An inventive and poetic novel about a young woman’s search for self-expression in a world without sound. Clara is born without the capacity to hear in the exotic Azores, where her people are haunted by the legends, literature, and mystery of these Portuguese islands.In her youth she moves to northern California, where her heritage continues to color her newfound landscape. Drawing upon her own spiritual resources, she creates her own languages in unusual, universal forms.
Praise for Saudade:
“Magic abounds in the lives and minds of the characters of Vaz’s haunting, lyrical debut set in the Portuguese Azores and the U.S. from the 1950s to 1998. When Clara Cruz is born deaf, her parents use the vibrations of seashells to “show” her sounds. Neighbor Maria Josefa teaches the girl a bizarre form of speech and shows her how to create iridescent art from fish scales. After her parents’ death, greedy Father Teo Eiras takes Clara to California, where her mother had inherited some property, but he cheats her of profits from the land. In revenge, Clara seduces the priest and bears their son, who is born with a dreadful wound, ‘a split down the middle of him from chest to stomach, so that he could show her his heart,’ Clara thinks. Solitary Helio Soares, who has an eye disease which makes objects seem speckled, cures Clara of an illness, and they become lovers. By the novel’s end, Clara has learned a great deal about their love and about herself. Language and the power of narrative are at the heart of this enchanting story.Suspending disbelief, one willingly enters Vaz’s unique mystical world, in which colors sing and sugar can be used as a mode of speech, in which ghosts appear regularly and lovemaking is wonderfully strange and original. The audience that appreciated Like Water for Chocolate should find this novel equally appealing.”—Publisher’s Weekly (starred review)
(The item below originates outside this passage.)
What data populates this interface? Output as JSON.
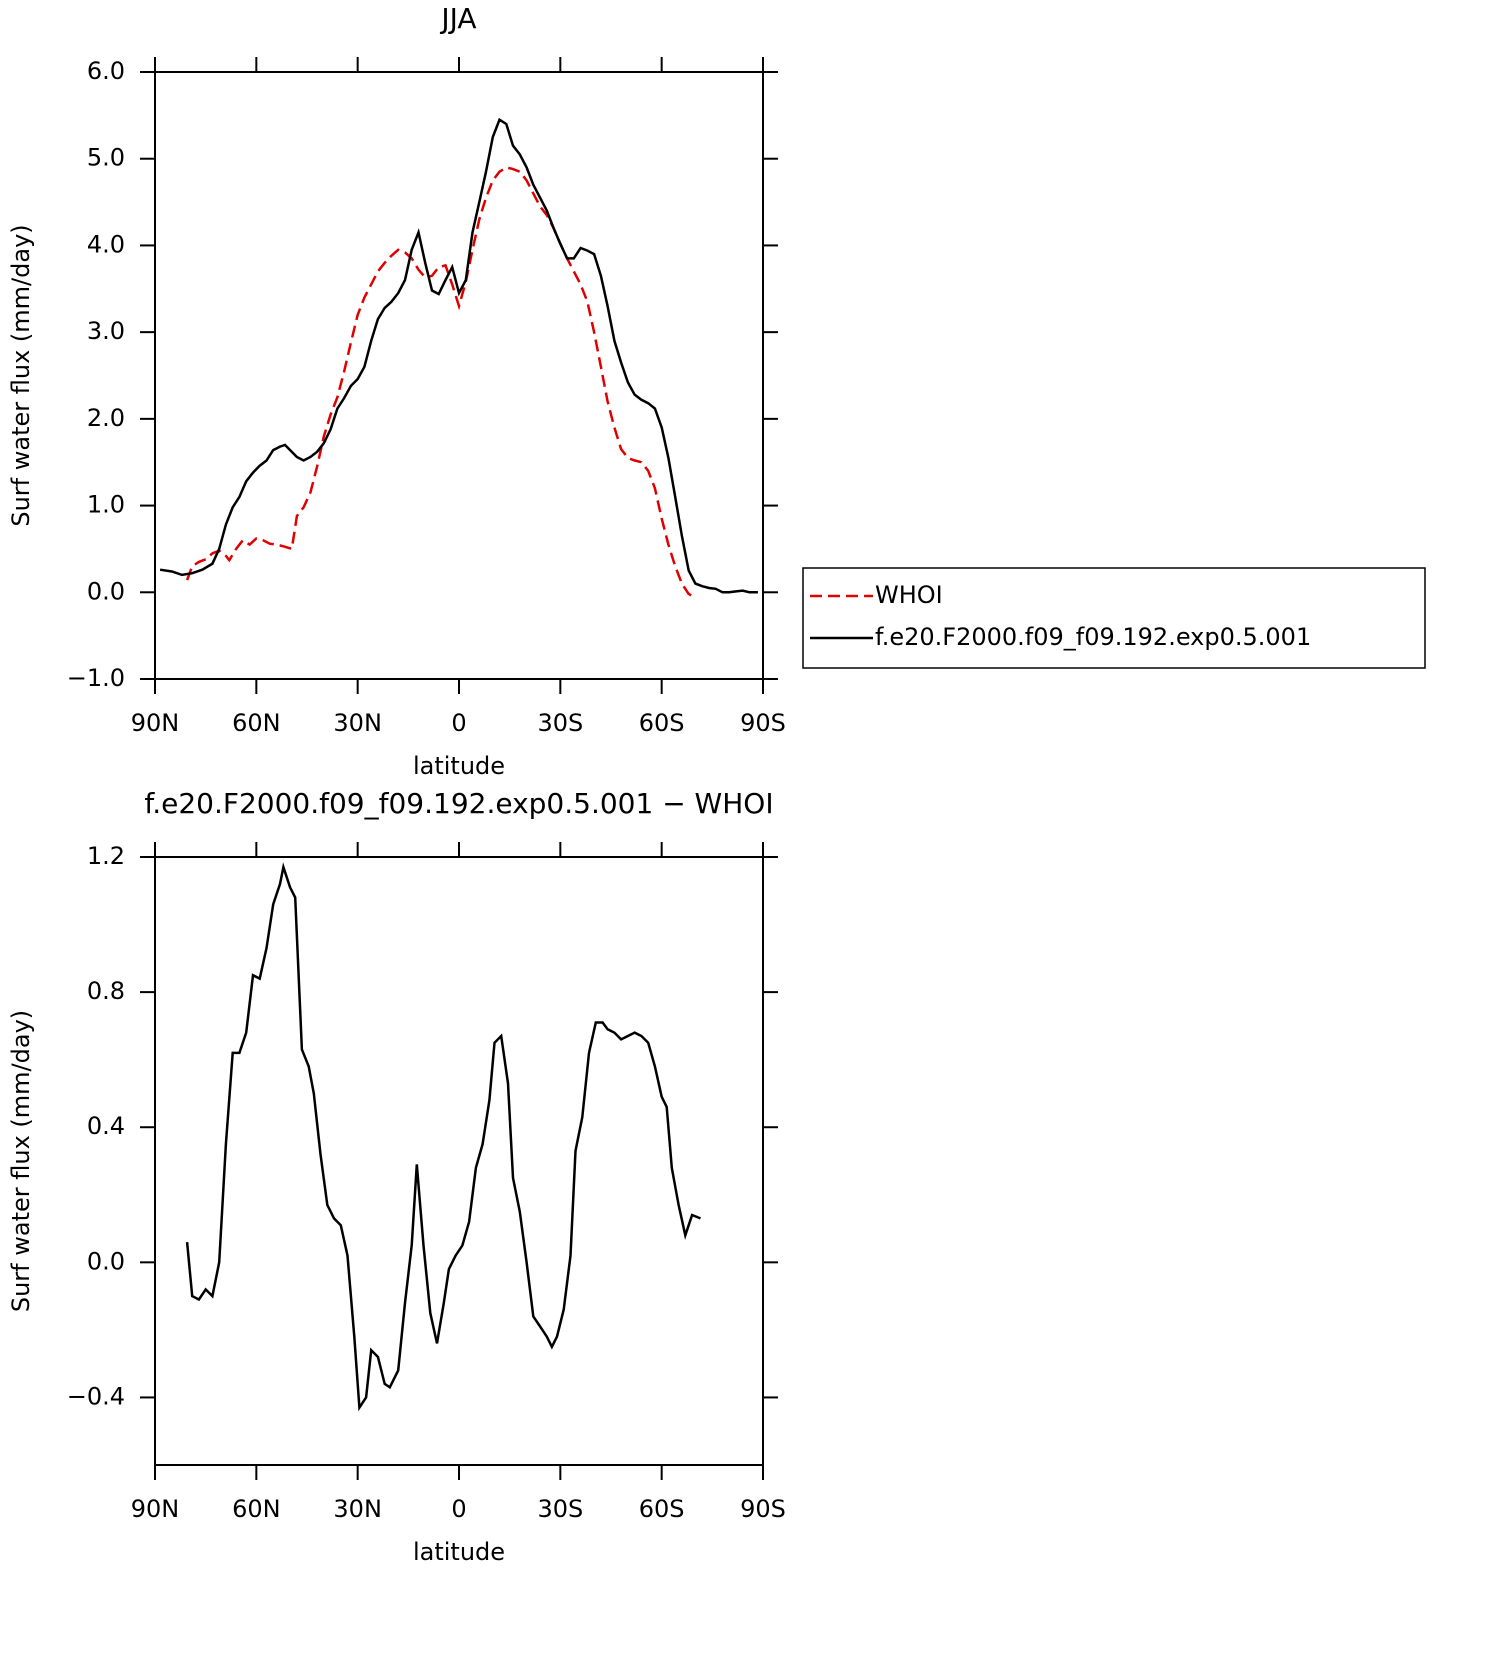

“This wonderfully inventive novel, which contains elements of magic realism, is infused with a sense of saudade—a Portuguese word that, according to the author, can be understood as an extremely intense longing for a time, place, or people. The major characters come from the Portuguese Azores, whose folktales, beliefs, and practices form a leitmotif throughout the novel.Young Clara, mute since birth, loses her parents. . . . The love of a widower helps Clara move beyond grief to discover a world of color and growth. First novelist Vaz has written a challenging and rewarding work of fiction.”
—Robert Andrews, Library Journal
“The characters in Saudade, Katherine Vaz’s first novel—characters who love, lose and then eternally long for their beloveds—are trapped between heaven and hell . . . Saudade is laden with fanciful devices as well as an abundance of supernatural occurrences . . . Vaz is an extremely talented writer, and there’s much to love in her book, especially for devotees of magical realism and anyone interested in the rich culture of the Portuguese.”
—San Francisco Chronicle
“Yearning and loss, absence felt so deeply that it becomes a kind of overriding presence, drive the plot of this remarkable first novel written by a remarkable talent . . . No doubt in her travels she absorbed some of the myths and legends of the Azores—that culture informs the book, but the sensuous language, the flights into fantasy and magic, the use of metaphor and imagery to defy conventions of thought and behavior—all these should be credited to the free-ranging stretches of the author’s imagination. She can be quite dazzling.”
—Los Angeles Daily News
“Will probably come to be considered the first great ‘ethnic’ Portuguese-American novel . . . entirely in the line called New World Fiction produced by authors belonging to minority groups in the great Western societies: Toni Morrison, Amy Tan, Bharati Mukherjee, Julia Alvarez, and Sandra Cisernos in the U.S. and also Laura Esquivel in Mexico, to whom Vaz has been insistently compared, particularly in reference to Like Water for Chocolate.”
—Vamberto Freitas, Diario de Noticias, July 4, 1996.
“In Saudade’s beautifully textured narration, you encounter a previously un-encountered, gorgeously enriched America, and characters with real blood in their veins. Saudade will engage the attention of hordes of readers.”
—Thomas Keneally, author of Schindler’s List.
“I love Saudade because it pulls you toward it with its sensual images and holds you with its unexpected plot.”
—Whitney Otto, author of How To Make an American Quilt, Now You See Her, A Passion Dreambook.